The top American envoy in Taiwan has urged the island to bristle with drones as a way to deter a Chinese attack, invoking a vivid image that has become shorthand for a new theory of Taiwanese defense.
The remarks
Raymond Greene, director of the American Institute in Taiwan — the de facto U.S. embassy in the absence of formal diplomatic ties — told a drone-industry forum that "nothing will deter conflict more effectively than turning Taiwan into a hornet's nest" of air, surface and undersea drones, Al Jazeera reported. He pointed to Ukraine's war against Russia, where cheap drones have helped a smaller force impose heavy costs on a larger one, according to the Taipei Times.
The strategy behind the phrase
The "hornet's nest" idea is a version of what defense planners call asymmetric defense: rather than trying to match China plane-for-plane and ship-for-ship, Taiwan would field large numbers of small, hard-to-destroy, relatively inexpensive systems to make any invasion prohibitively costly. It is a logic Taipei has increasingly embraced, given that its military spending and population — about 23 million — are dwarfed by the mainland's.

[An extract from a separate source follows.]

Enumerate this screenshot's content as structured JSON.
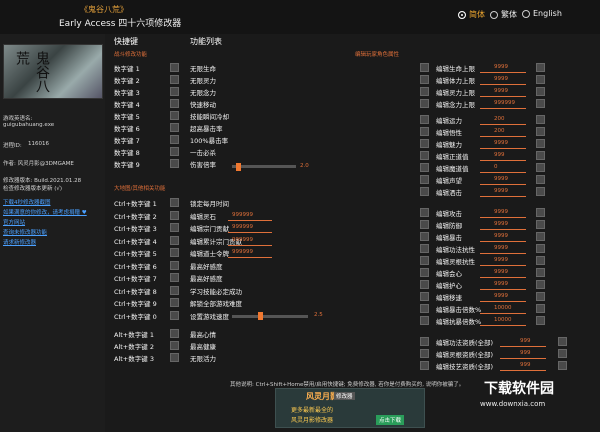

The remarks align with Taiwan's own plans. Its government has advanced a special defense budget worth roughly NT$210 billion (about $6.6 billion) to buy unmanned systems in the coming years, USNI News reported, spanning attack drones, reconnaissance drones and unmanned surface vessels. U.S. officials have encouraged Taiwan to build its own drone industry rather than rely solely on imports.
Beijing's view
China claims Taiwan as part of its territory and has not renounced the use of force to bring the island under its control. Beijing routinely objects to U.S. arms sales and official contacts with Taipei as interference in its internal affairs, and argues such support violates past U.S.-China understandings — a reading Washington disputes. Beijing did not immediately respond to Greene's specific comments.
Why it matters
The exchange underscores how thoroughly the war in Ukraine has reshaped thinking about the defense of Taiwan, shifting emphasis from big-ticket platforms toward swarms of cheaper, expendable machines. Whether Taiwan can build and field them fast enough — and whether such a posture deters Beijing or hardens its resolve — remains the open question at the center of one of the world's most closely watched flashpoints.